Perpetrators of Three Major Cyber Crimes Have Pled Guilty
Every so often, it’s nice to hear about when the good guys win and cybercriminals get their comeuppance. Three such cybercriminals have entered guilty pleas to charges related to major cybersecurity events.
Mirai was a malware strain that creates a botnet out of enslaved Internet of Things devices. By leveraging the resources of these IoT devices, Mirai took down networks and websites. 20 and 21-year-olds Josiah White and Paras Jha have pled guilty for developing and leveraging Mirai.
The duo were co-founders of Protraf Solutions LLC, a company that would mitigate DDoS attacks. Their business model was to sell their solutions to their DDoS victims, or use the DDoS attack the old-fashioned way: as a means of collecting ill-gotten monies from those desperate enough to pay them to stop the attack. Along with 21-year-old Dalton Norman, White and Jha also used Mirai to power a click fraud scheme that net them about 200 Bitcoin, Norman alone netting 30.
Mirai ultimately went on to power one of the biggest attacks the world has ever seen, using IoT devices to take down Dyn, causing many major websites to go down.
Ultimately, the three young malware developers were each charged with click fraud conspiracy, earning each a $250,000 fine and a stay of up to five years in prison. Jha and White plead guilty to conspiracy charges for writing and using Mirai and were each sentenced to an additional 5 years in prison and $250,000 fine, as well as three years of supervised release.
An employee of the National Security Agency, Nghia Hoang Pho, pled guilty on December 17, 2017, to a charge of “willful retention of national defense information.” According to the United States Justice Department, Pho was hired in 2006 as a developer for the Tailored Access Operations unit. The Tailored Access Operations unit, or TAO unit, creates specialized hacking tools that are used to collect data from the information systems used by overseas targets.
Between 2010 and March of 2015, Pho removed classified data and stored it on his home computer, which utilized antivirus software from Kaspersky Lab. Kaspersky Lab is suspected of having been exploited by Russian hackers to steal documents, perhaps including the ones Pho removed and saved at home.
The United States Department of Homeland Security has since issued a directive that bans the use of Kaspersky software in federal agencies. Pho could face up to 10 years in prison and is scheduled for sentencing on April 6.
One of four men who faced indictment in March of 2017 has pled guilty to hacking into Yahoo and exposing the usernames, passwords, and account information for essentially every Yahoo user, with the number of victims counting to about one billion.

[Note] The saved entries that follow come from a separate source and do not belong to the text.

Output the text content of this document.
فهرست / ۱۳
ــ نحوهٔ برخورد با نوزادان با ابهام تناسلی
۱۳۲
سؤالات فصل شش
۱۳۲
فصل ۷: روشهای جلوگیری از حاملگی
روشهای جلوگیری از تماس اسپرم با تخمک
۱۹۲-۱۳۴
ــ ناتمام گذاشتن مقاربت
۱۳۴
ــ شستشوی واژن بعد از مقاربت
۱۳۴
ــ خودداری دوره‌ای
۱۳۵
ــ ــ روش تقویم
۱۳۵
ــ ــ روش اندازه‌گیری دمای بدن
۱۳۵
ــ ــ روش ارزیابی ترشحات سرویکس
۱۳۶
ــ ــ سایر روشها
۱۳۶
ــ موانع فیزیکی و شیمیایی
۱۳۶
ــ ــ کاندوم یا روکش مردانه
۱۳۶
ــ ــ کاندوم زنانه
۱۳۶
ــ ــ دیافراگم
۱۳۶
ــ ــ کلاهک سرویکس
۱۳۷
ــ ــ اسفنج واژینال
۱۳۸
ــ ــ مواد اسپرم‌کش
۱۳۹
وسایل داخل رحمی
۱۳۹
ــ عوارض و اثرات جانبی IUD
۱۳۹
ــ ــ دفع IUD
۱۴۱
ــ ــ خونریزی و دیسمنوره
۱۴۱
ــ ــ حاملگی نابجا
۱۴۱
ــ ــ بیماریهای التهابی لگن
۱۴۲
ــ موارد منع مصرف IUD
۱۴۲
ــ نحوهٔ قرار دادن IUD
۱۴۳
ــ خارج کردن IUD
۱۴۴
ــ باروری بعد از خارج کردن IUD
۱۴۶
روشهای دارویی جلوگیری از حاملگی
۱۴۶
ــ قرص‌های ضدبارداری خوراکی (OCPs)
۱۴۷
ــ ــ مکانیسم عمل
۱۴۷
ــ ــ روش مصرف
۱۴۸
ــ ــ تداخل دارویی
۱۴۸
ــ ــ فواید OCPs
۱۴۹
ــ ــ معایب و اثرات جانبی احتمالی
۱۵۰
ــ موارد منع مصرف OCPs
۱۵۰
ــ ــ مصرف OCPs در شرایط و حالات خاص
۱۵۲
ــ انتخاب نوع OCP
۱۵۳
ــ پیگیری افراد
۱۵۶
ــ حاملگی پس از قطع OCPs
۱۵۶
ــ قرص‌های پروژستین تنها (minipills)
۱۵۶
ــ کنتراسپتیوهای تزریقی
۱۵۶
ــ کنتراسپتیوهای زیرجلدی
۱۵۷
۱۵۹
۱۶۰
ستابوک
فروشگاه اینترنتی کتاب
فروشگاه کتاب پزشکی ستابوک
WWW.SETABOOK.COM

22-year-old Karim Baratov, a Canadian, has been charged with working for two members of the Federal Security Service of the Russian Federation. In his work for the FSB, Baratov hacked into 80 accounts, as well as a total of over 11,000 webmail accounts since 2010. Baratov also provided hacking services that enabled access to accounts with Google, Yahoo, and Yandex, via the use of spear-phishing through custom content and a malicious link.
For his activities, Baratov has pled guilty to a total of nine counts. One count, for aggravated identity theft, has a mandatory sentence of two years, while each of the other eight counts could net him 10 years in jail and a fine of $250,000. However, the federal sentencing guidelines established in the United States could reduce the final sentence considerably.